Developers don’t learn all of these APIs, they will use a client library like remotestorage.js or hoodie.js. I think it’s up to these client libraries to support multiple backends. Trying to make all storage providers agree on which protocol is the best one is a lot harder than adding code to the client libraries to abstract from the differences between them.
Anyway, this is the current situation, so I think it’s what we should display in our comparison table.
This is where it gets confusing to me. The whole point of a standardized protocol is to eliminate the need for centralized, proprietary protocols and solutions. On the Web we create common standards and protocols for that.
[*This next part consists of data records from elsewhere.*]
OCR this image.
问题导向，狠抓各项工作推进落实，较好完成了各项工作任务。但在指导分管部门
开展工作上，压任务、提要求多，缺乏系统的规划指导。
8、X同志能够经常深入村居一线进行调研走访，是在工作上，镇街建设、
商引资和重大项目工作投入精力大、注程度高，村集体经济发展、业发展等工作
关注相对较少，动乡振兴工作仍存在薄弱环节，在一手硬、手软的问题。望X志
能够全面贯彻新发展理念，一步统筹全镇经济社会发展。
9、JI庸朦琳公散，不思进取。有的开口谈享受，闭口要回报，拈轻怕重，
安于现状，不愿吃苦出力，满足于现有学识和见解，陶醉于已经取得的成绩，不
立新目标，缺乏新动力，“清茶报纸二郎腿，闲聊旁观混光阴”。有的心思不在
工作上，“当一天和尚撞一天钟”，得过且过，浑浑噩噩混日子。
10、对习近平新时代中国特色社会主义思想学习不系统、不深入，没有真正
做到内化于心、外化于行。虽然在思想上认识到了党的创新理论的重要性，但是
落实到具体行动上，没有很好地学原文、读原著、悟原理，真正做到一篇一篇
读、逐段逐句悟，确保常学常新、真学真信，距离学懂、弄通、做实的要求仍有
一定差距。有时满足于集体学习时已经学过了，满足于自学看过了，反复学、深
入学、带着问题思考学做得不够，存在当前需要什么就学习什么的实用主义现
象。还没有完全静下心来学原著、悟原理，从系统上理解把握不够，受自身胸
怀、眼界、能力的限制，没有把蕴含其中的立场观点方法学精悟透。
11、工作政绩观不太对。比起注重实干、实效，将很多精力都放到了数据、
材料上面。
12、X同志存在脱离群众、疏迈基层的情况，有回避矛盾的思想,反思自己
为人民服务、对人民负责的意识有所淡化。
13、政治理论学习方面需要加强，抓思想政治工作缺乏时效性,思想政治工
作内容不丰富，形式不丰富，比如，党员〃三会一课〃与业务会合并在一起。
We usually only let them compete before they become final specs to see what works best, and then continue with a single one that people agreed upon. (This is an over-simplified view of reality of course, but the general idea.)
Now, as Hoodie is too dependent on a technology to become an open protocol, and the others are all proprietary, we only have remoteStorage as the existing open protocol that could be used by all developers wanting to agree upon a common standard for per-user storage, which can be used and implemented by anyone with any technology they want. And as it’s still very young, we can still accommodate more use cases in the spec, before it gets too difficult to do that. In fact, if we don’t try to do that, we might as well just stop development of it right here, because it would stay an unfinished project forever, lacking support for what developers want of a per-user storage protocol.
I didn’t say we shouldn’t include all solutions in the table – of course we should. I said it’s sad, that we will likely have fragmentation in the user and developer base and a competition of an open protocol with a tech-dependent software project. Let me just be sad and tell everybody why. Maybe more people agree with my preference of open protocols and choose remoteStorage then.